Real-time stereo vision system guides land vehicle

At the department of computer engineering of Parma University (Parma, Italy), Alberto Broggi and his colleagues have successfully demonstrated a stereo-vision-based system to increase road safety on an autonomously controlled land vehicle. Called Generic Obstacle and Lane Detection (GOLD), the vision system is based on a Pentium processor capable of processing 25 frames/s.

Aug 1st, 1998

Real-time stereo vision system guides land vehicle

At the department of computer engineering of Parma University (Parma, Italy), Alberto Broggi and his colleagues have successfully demonstrated a stereo-vision-based system to increase road safety on an autonomously controlled land vehicle. Called Generic Obstacle and Lane Detection (GOLD), the vision system is based on a Pentium processor capable of processing 25 frames/s.

"The system has been tested both in the laboratory and on-board the university`s experimental land vehicle. It has demonstrated robustness with respect to shadows and changing illumination conditions, different road textures, and vehicle movements," says Broggi.

To localize obstacles in front of the vehicle, pairs of stereo images are processed using inverse perspective mapping. This technique is based on a transform that remaps both stereo images into a common domain. Any disparity in the remapped images is then due to a deviation from the road model, thereby allowing the detection of potential obstacles.

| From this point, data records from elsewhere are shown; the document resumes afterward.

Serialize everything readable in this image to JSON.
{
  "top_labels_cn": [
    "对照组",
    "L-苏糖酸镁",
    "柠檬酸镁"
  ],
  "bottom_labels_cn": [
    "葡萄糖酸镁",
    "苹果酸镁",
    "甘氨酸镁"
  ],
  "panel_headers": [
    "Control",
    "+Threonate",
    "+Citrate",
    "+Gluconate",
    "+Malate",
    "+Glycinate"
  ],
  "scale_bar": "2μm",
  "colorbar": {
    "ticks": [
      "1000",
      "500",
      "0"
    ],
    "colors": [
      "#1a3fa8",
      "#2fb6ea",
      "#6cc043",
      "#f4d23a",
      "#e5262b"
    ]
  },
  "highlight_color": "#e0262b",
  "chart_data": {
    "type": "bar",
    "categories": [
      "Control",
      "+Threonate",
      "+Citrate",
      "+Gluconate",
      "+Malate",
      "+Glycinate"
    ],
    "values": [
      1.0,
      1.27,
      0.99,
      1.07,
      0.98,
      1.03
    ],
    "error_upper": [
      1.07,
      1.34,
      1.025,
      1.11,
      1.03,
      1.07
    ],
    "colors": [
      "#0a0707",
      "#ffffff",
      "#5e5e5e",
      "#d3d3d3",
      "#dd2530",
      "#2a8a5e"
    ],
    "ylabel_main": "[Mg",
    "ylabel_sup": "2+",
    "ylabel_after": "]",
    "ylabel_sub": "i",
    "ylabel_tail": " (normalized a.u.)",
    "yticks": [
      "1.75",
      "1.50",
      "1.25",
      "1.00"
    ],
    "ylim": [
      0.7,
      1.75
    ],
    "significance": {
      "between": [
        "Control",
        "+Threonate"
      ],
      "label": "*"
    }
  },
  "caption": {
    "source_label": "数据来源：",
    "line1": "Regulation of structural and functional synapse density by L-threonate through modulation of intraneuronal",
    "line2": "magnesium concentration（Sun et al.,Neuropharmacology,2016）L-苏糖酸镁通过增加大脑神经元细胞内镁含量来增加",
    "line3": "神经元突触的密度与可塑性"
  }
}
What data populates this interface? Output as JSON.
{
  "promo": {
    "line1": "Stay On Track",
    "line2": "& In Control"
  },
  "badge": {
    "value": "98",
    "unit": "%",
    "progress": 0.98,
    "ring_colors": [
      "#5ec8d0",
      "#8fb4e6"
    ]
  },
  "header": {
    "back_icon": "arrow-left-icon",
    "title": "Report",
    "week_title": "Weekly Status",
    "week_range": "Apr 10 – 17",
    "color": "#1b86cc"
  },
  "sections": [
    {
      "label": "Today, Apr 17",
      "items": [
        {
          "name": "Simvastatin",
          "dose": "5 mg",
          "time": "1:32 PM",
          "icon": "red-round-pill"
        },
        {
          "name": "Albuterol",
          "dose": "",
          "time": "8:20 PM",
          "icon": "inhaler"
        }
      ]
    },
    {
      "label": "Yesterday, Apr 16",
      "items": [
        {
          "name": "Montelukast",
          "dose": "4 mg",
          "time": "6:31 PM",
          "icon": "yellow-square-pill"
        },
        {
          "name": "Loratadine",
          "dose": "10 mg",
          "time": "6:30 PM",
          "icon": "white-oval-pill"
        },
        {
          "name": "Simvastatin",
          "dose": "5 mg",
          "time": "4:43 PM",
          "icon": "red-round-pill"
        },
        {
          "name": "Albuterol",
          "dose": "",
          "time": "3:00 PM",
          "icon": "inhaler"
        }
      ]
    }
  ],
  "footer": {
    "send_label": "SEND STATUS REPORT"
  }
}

Lane detection is based on a pattern-matching technique that relies on the presence of road markings. "In the remapped domain, the detection of lane markings is simplified because markings can be represented as almost vertical lines with constant width," says Broggi. And, because the remapped image represents a bird`s-eye view of the road surface, lane-marking detection can be accomplished through morphological processing.

"Because both obstacle location and detection of lane markings are based on the processing of images remapped into the same domain, the fusion of the result of the two operations is straightforward," Broggi says. When one or more obstacles are detected, their position and size are given as inputs to the lane-detection algorithm. The obstacle area is not considered during the lane-detection process, thus avoiding the risk that the obstacle shape could be confused by a part of a lane marking.

Output of the image-processing stage is displayed on both an on-board monitor and a control panel to give visual feedback to the operator. The university`s experimental land vehicle has been driven for more than 3000 km along urban roads and freeways at speeds to 80 km/h. The maximum speed tested was 123 km/h.